The first requisite of an attempted felony consists of two elements, namely:
(1) That there be external acts;
(2) Such external acts have direct connection with the crime intended to be committed.
An overt or external act is defined as some physical activity or deed, indicating the intention to commit a particular crime, more than a mere planning or preparation, which if carried out to its complete termination following its natural course, without being frustrated by external obstacles nor by the spontaneous desistance of the perpetrator, will logically and necessarily ripen into a concrete offense.
The raison detre for the law requiring a direct overt act is that, in a majority of cases, the conduct of the accused consisting merely of acts of preparation has never ceased to be equivocal; and this is necessarily so, irrespective of his declared intent.
It is sufficient if it was the first or some subsequent step in a direct movement towards the commission of the offense after the preparations are made. The act done need not constitute the last proximate one for completion. It is necessary, however, that the attempt must have a causal relation to the intended crime. In the words of Viada, the overt acts must have an immediate and necessary relation to the offense.

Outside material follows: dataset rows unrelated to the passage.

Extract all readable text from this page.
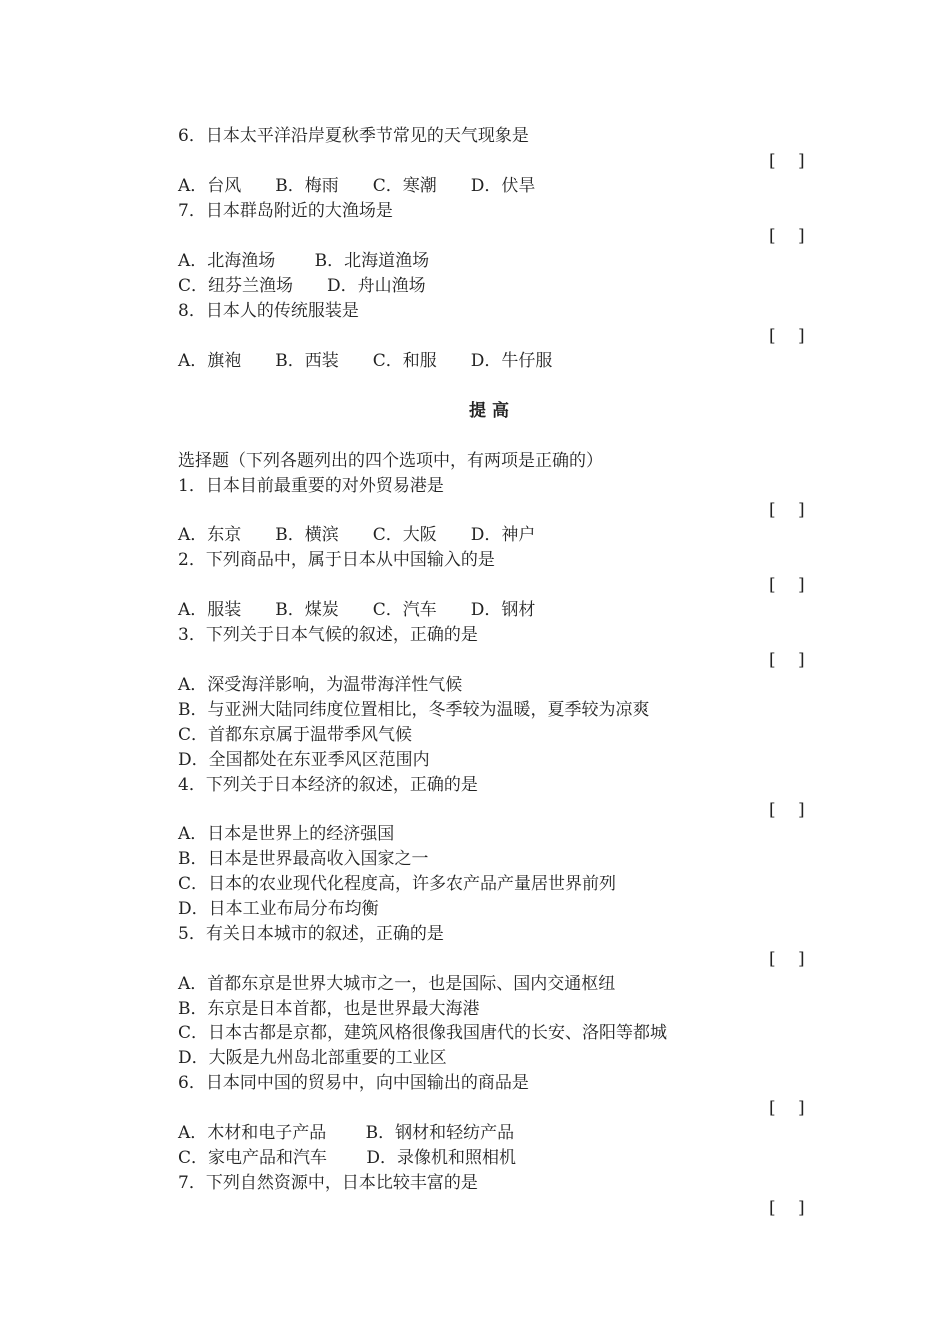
6．日本太平洋沿岸夏秋季节常见的天气现象是

[　 ]

A．台风　　B．梅雨　　C．寒潮　　D．伏旱

7．日本群岛附近的大渔场是

[　 ]

A．北海渔场　　 B．北海道渔场

C．纽芬兰渔场　　D．舟山渔场

8．日本人的传统服装是

[　 ]

A．旗袍　　B．西装　　C．和服　　D．牛仔服

提高

选择题（下列各题列出的四个选项中，有两项是正确的）

1．日本目前最重要的对外贸易港是

[　 ]

A．东京　　B．横滨　　C．大阪　　D．神户

2．下列商品中，属于日本从中国输入的是

[　 ]

A．服装　　B．煤炭　　C．汽车　　D．钢材

3．下列关于日本气候的叙述，正确的是

[　 ]

A．深受海洋影响，为温带海洋性气候

B．与亚洲大陆同纬度位置相比，冬季较为温暖，夏季较为凉爽

C．首都东京属于温带季风气候

D．全国都处在东亚季风区范围内

4．下列关于日本经济的叙述，正确的是

[　 ]

A．日本是世界上的经济强国

B．日本是世界最高收入国家之一

C．日本的农业现代化程度高，许多农产品产量居世界前列

D．日本工业布局分布均衡

5．有关日本城市的叙述，正确的是

[　 ]

A．首都东京是世界大城市之一，也是国际、国内交通枢纽

B．东京是日本首都，也是世界最大海港

C．日本古都是京都，建筑风格很像我国唐代的长安、洛阳等都城

D．大阪是九州岛北部重要的工业区

6．日本同中国的贸易中，向中国输出的商品是

[　 ]

A．木材和电子产品　　 B．钢材和轻纺产品

C．家电产品和汽车　　 D．录像机和照相机

7．下列自然资源中，日本比较丰富的是

[　 ]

Acts constitutive of an attempt to commit a felony should be distinguished from preparatory acts which consist of devising means or measures necessary for accomplishment of a desired object or end.
One perpetrating preparatory acts is not guilty of an attempt to commit a felony. However, if the preparatory acts constitute a consummated felony under the law, the malefactor is guilty of such consummated offense.
In light of the evidence on record, we believe that accused-appellant is guilty of attempted rape and not of acts of lasciviousness.